Using a combination of physiological and evolutionary properties of genes, we built models that successfully predicted the genetic interaction degree of S. cerevisiae genes. Importantly, a model trained on S. cerevisiae gene features and degree also accurately predicted interaction degree in the fission yeast Schizosaccharomyces pombe, suggesting that many of the predictive relationships discovered in S. cerevisiae also hold in this evolutionarily distant yeast. In both species, high single mutant fitness defect, protein disorder, pleiotropy, protein-protein interaction network degree, and low expression variation were significantly predictive of genetic interaction degree. A comparison of the predicted genetic interaction degrees of S. pombe genes to the degrees of S. cerevisiae orthologs revealed functional rewiring of specific biological processes that distinguish these two species.
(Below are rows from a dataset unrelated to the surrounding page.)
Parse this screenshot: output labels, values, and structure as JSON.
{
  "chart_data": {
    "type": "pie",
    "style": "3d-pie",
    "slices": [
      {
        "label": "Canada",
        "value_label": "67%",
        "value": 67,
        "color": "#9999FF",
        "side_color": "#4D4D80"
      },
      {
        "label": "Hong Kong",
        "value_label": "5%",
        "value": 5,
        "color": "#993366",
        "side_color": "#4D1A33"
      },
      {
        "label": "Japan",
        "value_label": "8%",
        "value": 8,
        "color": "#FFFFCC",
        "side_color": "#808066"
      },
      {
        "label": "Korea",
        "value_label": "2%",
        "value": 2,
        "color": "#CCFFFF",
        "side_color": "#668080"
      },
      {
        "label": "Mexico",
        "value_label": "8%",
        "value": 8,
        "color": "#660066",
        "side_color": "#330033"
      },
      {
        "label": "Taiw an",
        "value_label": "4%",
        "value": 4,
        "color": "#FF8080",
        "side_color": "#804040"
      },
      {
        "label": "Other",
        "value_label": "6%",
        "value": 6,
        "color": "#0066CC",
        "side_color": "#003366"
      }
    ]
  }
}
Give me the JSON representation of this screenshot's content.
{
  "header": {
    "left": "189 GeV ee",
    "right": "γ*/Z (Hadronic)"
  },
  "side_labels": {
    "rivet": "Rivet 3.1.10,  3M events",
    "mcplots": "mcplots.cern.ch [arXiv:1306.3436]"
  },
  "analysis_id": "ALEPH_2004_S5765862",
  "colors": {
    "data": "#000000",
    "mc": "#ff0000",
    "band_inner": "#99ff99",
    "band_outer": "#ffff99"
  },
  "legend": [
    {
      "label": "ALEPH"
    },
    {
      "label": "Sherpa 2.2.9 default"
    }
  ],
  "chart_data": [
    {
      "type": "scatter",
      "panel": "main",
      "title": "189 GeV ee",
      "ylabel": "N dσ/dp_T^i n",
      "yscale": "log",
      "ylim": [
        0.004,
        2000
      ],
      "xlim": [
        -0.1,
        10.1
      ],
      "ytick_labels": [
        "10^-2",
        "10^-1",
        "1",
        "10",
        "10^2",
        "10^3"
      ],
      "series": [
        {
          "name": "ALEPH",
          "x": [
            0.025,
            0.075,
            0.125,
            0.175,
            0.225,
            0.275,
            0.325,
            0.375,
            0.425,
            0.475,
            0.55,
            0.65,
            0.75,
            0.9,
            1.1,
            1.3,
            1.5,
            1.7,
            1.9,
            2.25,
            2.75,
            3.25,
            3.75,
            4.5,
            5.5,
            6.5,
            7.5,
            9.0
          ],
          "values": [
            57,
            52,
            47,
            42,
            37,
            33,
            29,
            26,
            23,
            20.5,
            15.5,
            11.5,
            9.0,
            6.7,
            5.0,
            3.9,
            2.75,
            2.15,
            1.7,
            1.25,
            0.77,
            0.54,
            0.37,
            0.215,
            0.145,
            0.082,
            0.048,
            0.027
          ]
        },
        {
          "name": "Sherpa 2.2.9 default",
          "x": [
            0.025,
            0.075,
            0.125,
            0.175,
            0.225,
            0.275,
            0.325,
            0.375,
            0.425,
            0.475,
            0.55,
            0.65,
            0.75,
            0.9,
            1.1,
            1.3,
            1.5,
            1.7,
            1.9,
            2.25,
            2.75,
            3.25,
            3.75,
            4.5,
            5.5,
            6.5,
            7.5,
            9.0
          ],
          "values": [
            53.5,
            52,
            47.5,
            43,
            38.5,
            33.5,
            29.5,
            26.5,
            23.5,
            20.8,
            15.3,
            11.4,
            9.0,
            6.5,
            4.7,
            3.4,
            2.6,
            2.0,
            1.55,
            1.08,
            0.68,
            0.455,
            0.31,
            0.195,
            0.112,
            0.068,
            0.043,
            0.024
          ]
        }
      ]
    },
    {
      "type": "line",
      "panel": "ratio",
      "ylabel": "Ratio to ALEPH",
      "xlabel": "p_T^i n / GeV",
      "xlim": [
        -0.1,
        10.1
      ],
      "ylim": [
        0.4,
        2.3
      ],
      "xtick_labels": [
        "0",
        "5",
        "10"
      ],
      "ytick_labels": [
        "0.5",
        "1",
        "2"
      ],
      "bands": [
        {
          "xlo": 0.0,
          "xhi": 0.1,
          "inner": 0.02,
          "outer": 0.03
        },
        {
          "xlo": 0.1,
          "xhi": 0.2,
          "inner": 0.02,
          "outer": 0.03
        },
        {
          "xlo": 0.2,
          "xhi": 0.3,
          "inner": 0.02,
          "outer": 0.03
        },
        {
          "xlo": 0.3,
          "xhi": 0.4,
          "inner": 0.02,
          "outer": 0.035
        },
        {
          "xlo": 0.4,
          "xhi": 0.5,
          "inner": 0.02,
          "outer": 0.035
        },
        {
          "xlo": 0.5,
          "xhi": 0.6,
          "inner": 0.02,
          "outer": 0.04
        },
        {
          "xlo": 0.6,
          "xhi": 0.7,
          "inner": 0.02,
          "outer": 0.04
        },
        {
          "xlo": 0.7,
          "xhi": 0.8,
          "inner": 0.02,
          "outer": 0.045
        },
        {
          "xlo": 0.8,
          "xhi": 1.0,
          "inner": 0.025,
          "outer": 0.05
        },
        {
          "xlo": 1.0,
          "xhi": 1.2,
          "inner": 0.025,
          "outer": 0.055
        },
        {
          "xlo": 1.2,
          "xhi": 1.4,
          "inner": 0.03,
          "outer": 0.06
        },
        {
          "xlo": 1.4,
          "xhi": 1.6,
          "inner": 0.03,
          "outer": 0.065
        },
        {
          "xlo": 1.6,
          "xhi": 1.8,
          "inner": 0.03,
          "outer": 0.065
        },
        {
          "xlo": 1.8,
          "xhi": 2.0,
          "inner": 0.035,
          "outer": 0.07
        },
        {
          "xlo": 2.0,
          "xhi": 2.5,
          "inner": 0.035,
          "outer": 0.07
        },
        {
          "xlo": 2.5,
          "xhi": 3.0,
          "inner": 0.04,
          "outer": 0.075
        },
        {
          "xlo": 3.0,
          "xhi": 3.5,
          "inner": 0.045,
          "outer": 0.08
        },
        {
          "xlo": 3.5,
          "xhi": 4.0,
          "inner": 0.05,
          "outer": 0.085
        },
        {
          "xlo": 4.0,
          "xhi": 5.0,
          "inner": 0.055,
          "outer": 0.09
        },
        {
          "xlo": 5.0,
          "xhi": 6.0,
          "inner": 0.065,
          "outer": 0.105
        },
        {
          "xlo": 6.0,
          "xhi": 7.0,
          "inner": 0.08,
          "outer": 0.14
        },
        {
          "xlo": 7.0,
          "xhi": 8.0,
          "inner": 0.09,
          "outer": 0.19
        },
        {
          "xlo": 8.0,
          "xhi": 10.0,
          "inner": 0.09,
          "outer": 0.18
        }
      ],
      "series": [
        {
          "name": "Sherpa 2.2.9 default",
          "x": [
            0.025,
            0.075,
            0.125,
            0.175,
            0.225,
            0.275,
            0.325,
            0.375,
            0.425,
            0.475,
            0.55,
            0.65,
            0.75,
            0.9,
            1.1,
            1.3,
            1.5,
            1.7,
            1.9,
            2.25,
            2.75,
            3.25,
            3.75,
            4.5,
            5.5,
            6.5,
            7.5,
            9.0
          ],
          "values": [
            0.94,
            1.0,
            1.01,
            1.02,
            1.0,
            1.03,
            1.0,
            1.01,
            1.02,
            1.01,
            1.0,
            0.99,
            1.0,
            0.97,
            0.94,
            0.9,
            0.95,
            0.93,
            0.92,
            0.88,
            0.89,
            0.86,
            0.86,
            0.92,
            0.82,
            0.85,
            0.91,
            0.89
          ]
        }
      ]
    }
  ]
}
Finally, predicted differences in genetic interaction degree were independently supported by differences in co-expression relationships of the two species.

Conclusions

Our findings show that there are common relationships between gene properties and genetic interaction network topology in two evolutionarily distant species. This conservation allows use of the extensively mapped S. cerevisiae genetic interaction network as an orthology-independent reference to guide the study of more complex species.